Il est à retenir qu’au sein d’un centre commercial, peuvent rester ouvert les supermarchés, hypermarchés, les magasins alimentaires et les pharmacies. Contrairement à ce qui s’est passé cet automne, aucune mesure n’est pour l’instant prévue pour fermer certains rayons des grandes surfaces. Autrement dit, les magasins de vente de vêtements ou de jouets doivent fermer dans les centres commerciaux, mais, pour l’instant, les hypermarchés peuvent continuer à vendre des vêtements ou des jouets, ce qui va immanquablement relancer le débat sur la concurrence.
Il faut également noter que contrairement aux épisodes précédents, les grandes enseignes de bricolage ou de bâtiment ne sont pas autorisées à rester ouvertes (si elles font plus de 20 000 m²). Et que le « click and collect » est interdit pour les commerces dont ce nouveau décret exige la fermeture – tout comme pour les restaurants et débits de boisson situés dans ces centres commerciaux.
Rappelons que tous les établissements qui peuvent rester ouverts doivent impérativement fermer leurs portes à 18 heures, en dehors de quelques secteurs listés dans le décret (garages, stations-services, blanchisserie de gros, laboratoires d’analyse, services funéraires, etc.).
Les limitations de déplacement
Deuxième mesure annoncée vendredi soir : la France ferme partiellement ses frontières.
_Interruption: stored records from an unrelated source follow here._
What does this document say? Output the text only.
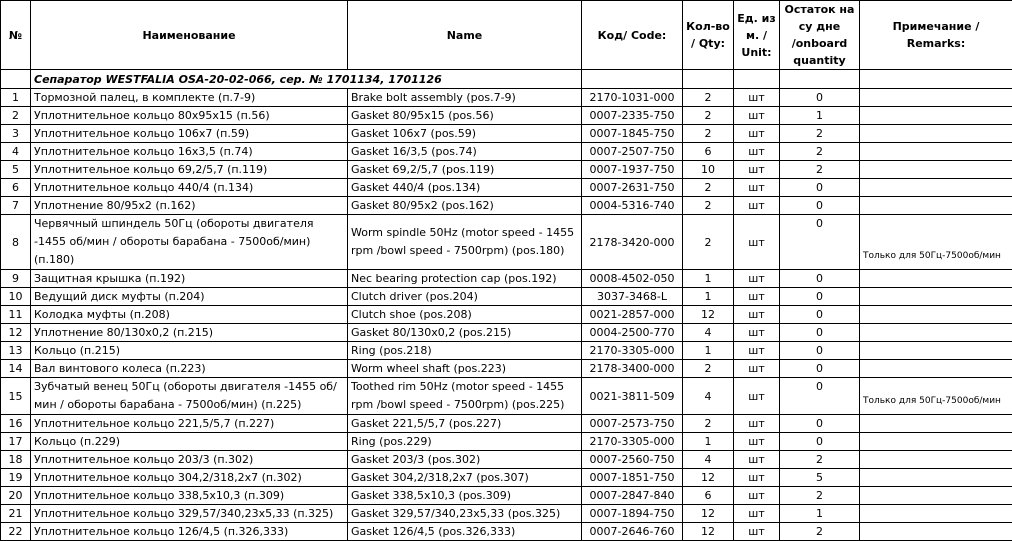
№	Наименование	Name	Код/ Code:	Кол-во / Qty:	Ед. из м. / Unit:	Остаток на су дне /onboard quantity	Примечание / Remarks:
	Сепаратор WESTFALIA OSA-20-02-066, сер. № 1701134, 1701126						
1	Тормозной палец, в комплекте (п.7-9)	Brake bolt assembly (pos.7-9)	2170-1031-000	2	шт	0	
2	Уплотнительное кольцо 80x95x15 (п.56)	Gasket 80/95x15 (pos.56)	0007-2335-750	2	шт	1	
3	Уплотнительное кольцо 106x7 (п.59)	Gasket 106x7 (pos.59)	0007-1845-750	2	шт	2	
4	Уплотнительное кольцо 16x3,5 (п.74)	Gasket 16/3,5 (pos.74)	0007-2507-750	6	шт	2	
5	Уплотнительное кольцо 69,2/5,7 (п.119)	Gasket 69,2/5,7 (pos.119)	0007-1937-750	10	шт	2	
6	Уплотнительное кольцо 440/4 (п.134)	Gasket 440/4 (pos.134)	0007-2631-750	2	шт	0	
7	Уплотнение 80/95x2 (п.162)	Gasket 80/95x2 (pos.162)	0004-5316-740	2	шт	0	
8	Червячный шпиндель 50Гц (обороты двигателя -1455 об/мин / обороты барабана - 7500об/мин)(п.180)	Worm spindle 50Hz (motor speed - 1455 rpm /bowl speed - 7500rpm) (pos.180)	2178-3420-000	2	шт	0	Только для 50Гц-7500об/мин
9	Защитная крышка (п.192)	Nec bearing protection cap (pos.192)	0008-4502-050	1	шт	0	
10	Ведущий диск муфты (п.204)	Clutch driver (pos.204)	3037-3468-L	1	шт	0	
11	Колодка муфты (п.208)	Clutch shoe (pos.208)	0021-2857-000	12	шт	0	
12	Уплотнение 80/130x0,2 (п.215)	Gasket 80/130x0,2 (pos.215)	0004-2500-770	4	шт	0	
13	Кольцо (п.215)	Ring (pos.218)	2170-3305-000	1	шт	0	
14	Вал винтового колеса (п.223)	Worm wheel shaft (pos.223)	2178-3400-000	2	шт	0	
15	Зубчатый венец 50Гц (обороты двигателя -1455 об/мин / обороты барабана - 7500об/мин) (п.225)	Toothed rim 50Hz (motor speed - 1455 rpm /bowl speed - 7500rpm) (pos.225)	0021-3811-509	4	шт	0	Только для 50Гц-7500об/мин
16	Уплотнительное кольцо 221,5/5,7 (п.227)	Gasket 221,5/5,7 (pos.227)	0007-2573-750	2	шт	0	
17	Кольцо (п.229)	Ring (pos.229)	2170-3305-000	1	шт	0	
18	Уплотнительное кольцо 203/3 (п.302)	Gasket 203/3 (pos.302)	0007-2560-750	4	шт	2	
19	Уплотнительное кольцо 304,2/318,2x7 (п.302)	Gasket 304,2/318,2x7 (pos.307)	0007-1851-750	12	шт	5	
20	Уплотнительное кольцо 338,5x10,3 (п.309)	Gasket 338,5x10,3 (pos.309)	0007-2847-840	6	шт	2	
21	Уплотнительное кольцо 329,57/340,23x5,33 (п.325)	Gasket 329,57/340,23x5,33 (pos.325)	0007-1894-750	12	шт	1	
22	Уплотнительное кольцо 126/4,5 (п.326,333)	Gasket 126/4,5 (pos.326,333)	0007-2646-760	12	шт	2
Il est désormais interdit de quitter la France sans « motif impérieux » (familial, professionnel ou de santé) pour se rendre dans un pays « autre que ceux de l’Union européenne, Andorre, l'Islande, le Liechtenstein, Monaco, la Norvège, Saint-Marin, le Saint-Siège ou la Suisse. » Les déplacements dans les deux sens entre la métropole et les territoires d’outre-mer sont également suspendus, ainsi qu’entre les territoires d’outre-mer eux-mêmes, à l’exception de ceux entre la Guadeloupe et la Martinique.
Pour ce qui est de l’entrée sur le territoire, il n’est pas simple de s’y retrouver, car le décret publié hier est peu clair : il ne parle en effet des déplacements « entre le territoire métropolitain et un pays étranger », ce qui laisse à penser qu’on ne parle ici que des départs. Rien dans le décret ne mentionne explicitement les arrivées. Mais quoi qu’il en soit, le site du ministère des Affaires étrangères l’écrit clairement : depuis dimanche à zéro heure, « toute entrée en France (…) en provenance d’un pays hors de l’espace européen » est interdite sauf motif impérieux.
Pour ce qui est de l’entrée sur le territoire y compris par voie terrestre, quel que soit le pays de provenance, elle est désormais suspendue y compris pour les « voies terrestres » à la présentation d’un test négatif de moins de 72 heures. Cette obligation ne s’applique pas aux travailleurs frontaliers et aux chauffeurs routiers.